The first phase, costing 130 million euros, will last four years, Barry said, without giving a completion date for the overall project.
“The work will start on September 15, there will also be orders for new material, new locomotives,” said Eric Melet, chief executive for development at Bollore Transport and Logistics.
“It will go ahead very quickly.”
The unelectrified single-line track traces its origins back to the late 19th century, when France was looking for ways to link the colonised Sahel to its trading posts on the Atlantic.
After many interruptions, the line began operation in 1954. After an economic crisis in the 1990s, management of the railways was handed to Sitarail.
The line plays a key role for landlocked Burkina Faso in transporting cotton and manganese exports to the coast, and in importing oil, cement and fertiliser.
But it suffers from poor track and ageing rolling stock, limiting train speed.
Rehabilitation of the line had been announced in September 2015 but work did not advance.

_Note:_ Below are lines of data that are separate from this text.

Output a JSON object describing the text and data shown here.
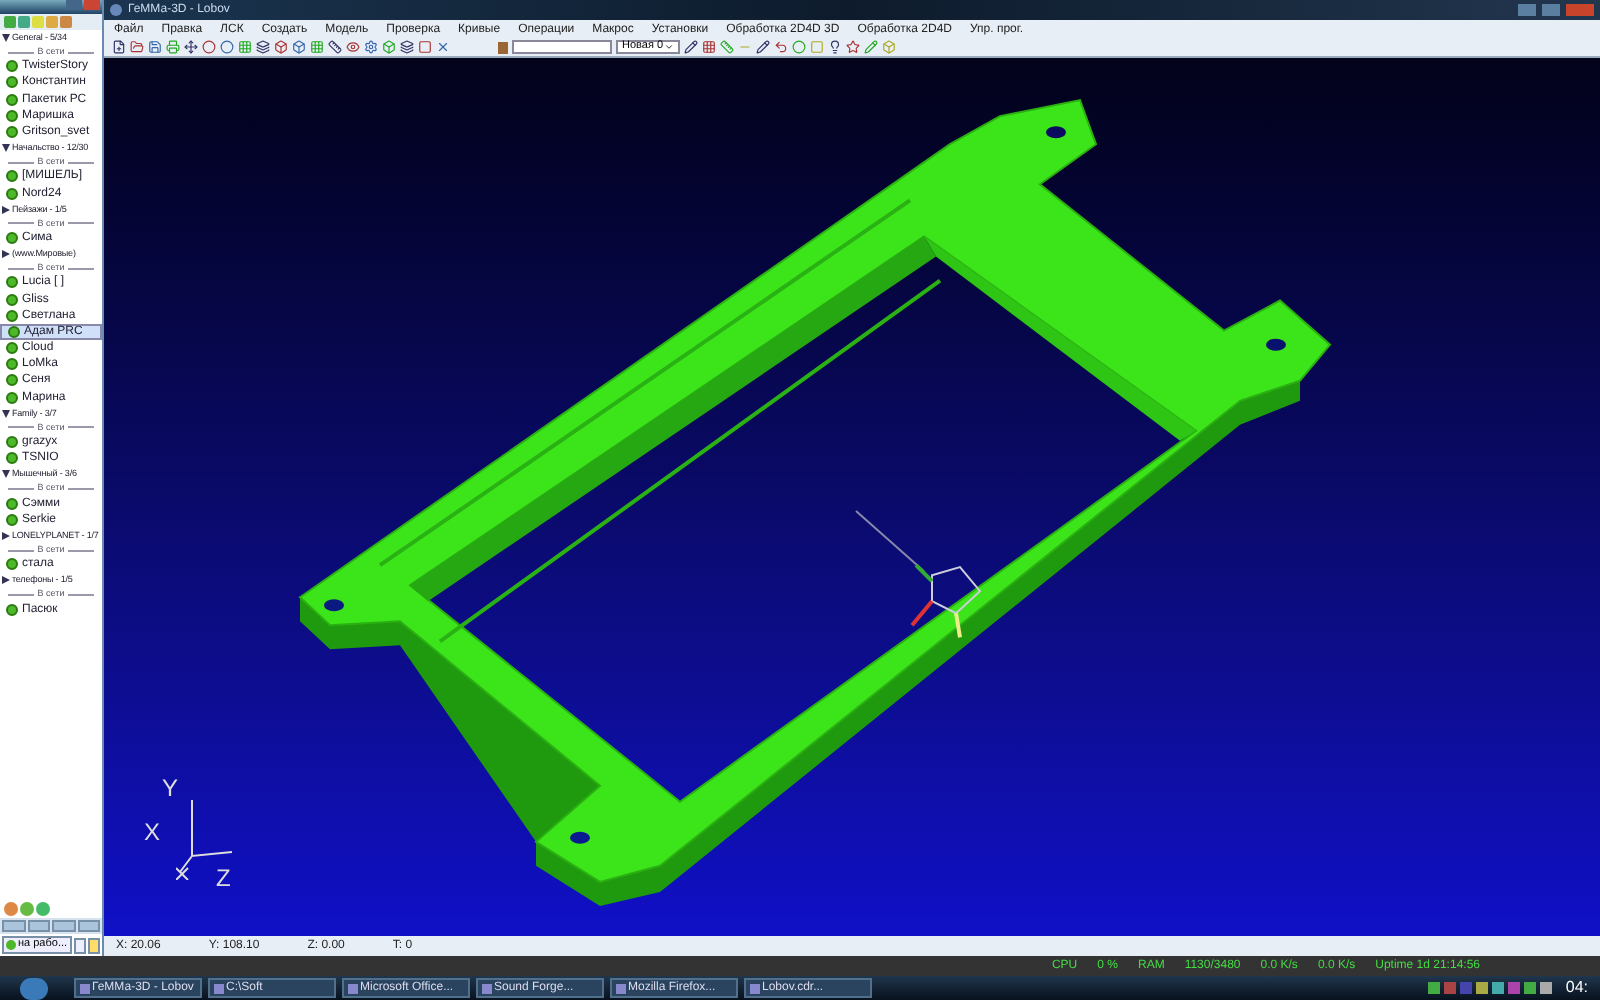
{
  "contact_list": {
    "items": [
      {
        "kind": "group",
        "name": "General - 5/34",
        "expanded": true
      },
      {
        "kind": "separator",
        "name": "В сети"
      },
      {
        "kind": "contact",
        "name": "TwisterStory",
        "selected": false
      },
      {
        "kind": "contact",
        "name": "Константин",
        "selected": false
      },
      {
        "kind": "contact",
        "name": "Пакетик РС",
        "selected": false
      },
      {
        "kind": "contact",
        "name": "Маришка",
        "selected": false
      },
      {
        "kind": "contact",
        "name": "Gritson_svet",
        "selected": false
      },
      {
        "kind": "group",
        "name": "Начальство - 12/30",
        "expanded": true
      },
      {
        "kind": "separator",
        "name": "В сети"
      },
      {
        "kind": "contact",
        "name": "[МИШЕЛЬ]",
        "selected": false
      },
      {
        "kind": "contact",
        "name": "Nord24",
        "selected": false
      },
      {
        "kind": "group",
        "name": "Пейзажи - 1/5",
        "expanded": false
      },
      {
        "kind": "separator",
        "name": "В сети"
      },
      {
        "kind": "contact",
        "name": "Сима",
        "selected": false
      },
      {
        "kind": "group",
        "name": "(www.Мировые)",
        "expanded": false
      },
      {
        "kind": "separator",
        "name": "В сети"
      },
      {
        "kind": "contact",
        "name": "Lucia [ ]",
        "selected": false
      },
      {
        "kind": "contact",
        "name": "Gliss",
        "selected": false
      },
      {
        "kind": "contact",
        "name": "Светлана",
        "selected": false
      },
      {
        "kind": "contact",
        "name": "Адам PRC",
        "selected": true
      },
      {
        "kind": "contact",
        "name": "Cloud",
        "selected": false
      },
      {
        "kind": "contact",
        "name": "LoMka",
        "selected": false
      },
      {
        "kind": "contact",
        "name": "Сеня",
        "selected": false
      },
      {
        "kind": "contact",
        "name": "Марина",
        "selected": false
      },
      {
        "kind": "group",
        "name": "Family - 3/7",
        "expanded": true
      },
      {
        "kind": "separator",
        "name": "В сети"
      },
      {
        "kind": "contact",
        "name": "grazyx",
        "selected": false
      },
      {
        "kind": "contact",
        "name": "TSNIO",
        "selected": false
      },
      {
        "kind": "group",
        "name": "Мышечный - 3/6",
        "expanded": true
      },
      {
        "kind": "separator",
        "name": "В сети"
      },
      {
        "kind": "contact",
        "name": "Сэмми",
        "selected": false
      },
      {
        "kind": "contact",
        "name": "Serkie",
        "selected": false
      },
      {
        "kind": "group",
        "name": "LONELYPLANET - 1/7",
        "expanded": false
      },
      {
        "kind": "separator",
        "name": "В сети"
      },
      {
        "kind": "contact",
        "name": "стала",
        "selected": false
      },
      {
        "kind": "group",
        "name": "телефоны - 1/5",
        "expanded": false
      },
      {
        "kind": "separator",
        "name": "В сети"
      },
      {
        "kind": "contact",
        "name": "Пасюк",
        "selected": false
      }
    ],
    "status_button": "на рабо..."
  },
  "window": {
    "title": "ГеММа-3D - Lobov"
  },
  "menu": [
    "Файл",
    "Правка",
    "ЛСК",
    "Создать",
    "Модель",
    "Проверка",
    "Кривые",
    "Операции",
    "Макрос",
    "Установки",
    "Обработка 2D4D 3D",
    "Обработка 2D4D",
    "Упр. прог."
  ],
  "toolbar": {
    "layer_field": "Новая 0"
  },
  "viewport": {
    "axes": [
      "Y",
      "X",
      "Z"
    ]
  },
  "status_bar": [
    "X: 20.06",
    "Y: 108.10",
    "Z: 0.00",
    "T: 0"
  ],
  "system_bar": [
    "CPU",
    "0 %",
    "RAM",
    "1130/3480",
    "0.0 K/s",
    "0.0 K/s",
    "Uptime 1d 21:14:56"
  ],
  "taskbar": {
    "items": [
      "ГеММа-3D - Lobov",
      "C:\\Soft",
      "Microsoft Office...",
      "Sound Forge...",
      "Mozilla Firefox...",
      "Lobov.cdr..."
    ],
    "clock": "04:"
  }
}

In September 2016, all traffic was stopped for two weeks after a bridge on the Ivorian side collapsed as a goods train was passing over, although without causing casualties.
“Economic growth between Burkina Faso and Ivory Coast is dynamic and there are lots of goods which have to be transported by rail,” Melet said.
By rehabilitating the northern branch of the line to the mining town of Kaya, 100 kilometres north of Ouagadougou, “a million tonnes of minerals could be transported over the next four years,” he said.
Bollore has a 67 percent stake in Sitarail, Burkina Faso and Ivory Coast each have 15 percent, and the remaining three percent is owned by the workforce.